What you no doubt remember are the stories about Iraq refusing to cooperate with inspectors who were looking for hidden sites. By this time, several years after the Gulf War, Iraq had come to believe that the "inspectors" were American spies, looking not for chem/bio labs, which can be hidden in farmhouses or garages, but for munition depots, conventional weapons that could be blown up on the excuse they were "weapons of mass destruction." By 1998, Iraqis also came to believe the inspection teams were trying to figure out where Saddam Hussein might be located, that they might assassinate him.

I'm not saying this is true, but as an advisor to Jack Kemp at the time, I did my own due diligence and came to these conclusions. It was Kemp, the GOP vice-presidential candidate in 1996, who met with Iraqi officials in 1997 to confirm my findings, and who then met with UN General Secretary Kofi Annan to recommend a course of action that might bring resolution. The result was an agreement by Saddam Hussein to allow UNSCOM inspectors to go anywhere they wished, including the presidential palaces, on short notice, with the understanding that if nothing were found in this process, the sanctions that denied the government use of oil revenues, then and ever since, would be lifted.

When the UNSCOM teams in fact found nothing suspicious, they went to one of the munition dumps checked out in 1991 and allegedly found traces of VX nerve gas, which had not been listed on any manifest. The sample was sent to laboratories in the U.S., where traces of VX were said to have been found. Kofi Annan agreed to send the samples to laboratories in Switzerland and Paris, where the results were negative. The U.S. finding was front page news. The Swiss and French findings were buried in the back pages. The Wall Street Journal editorial page continues to condemn Iraq for trying to "weaponize" VX and hide it from inspectors.

Saddam did not "boot out" UNSCOM. When the inspectors could find nothing, Richard Butler, the Australian who led the team, insisted that it was up to Saddam to show them where he had hidden the facilities, which he of course could not do if they did not exist. It is not possible to prove a negative. With that, Butler took his team out of Iraq so the United States and British Air Force could begin bombing Iraq. At the time, Secretary of State Madeleine Albright announced that the question of inspections was moot because on no account would the sanctions be lifted unless Saddam Hussein was gone from the government.

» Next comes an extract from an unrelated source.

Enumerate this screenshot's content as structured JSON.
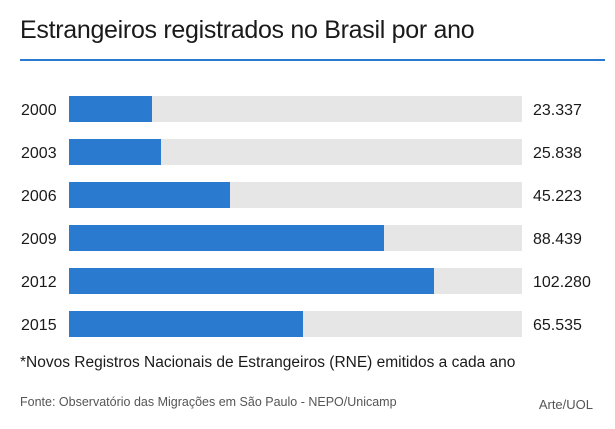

Your editorial carefully avoids making the mistake of The Wall Street Journal when it comes to nuclear weapons. The United Nations inspectors did have to acknowledge that Iraq was free of nuclear weapons, as it is impossible to keep such facilities hidden in small areas. In addition, the International Atomic Energy Agency continues to regularly inspect Iraq, and is permitted to go where it wishes, and it regularly gives the Iraqi government a clean bill of health, as it did again last month. These inspections are rarely reported in the popular press.

These are not opinions on my part, editors, but checkable facts. At the very least, you might contact Mr. Kemp at Empower America, and he will verify them. As a longtime solid friend of Israel, Mr. Kemp would not be casual in his trust or verifications of regimes that might be a genuine threat to Israel.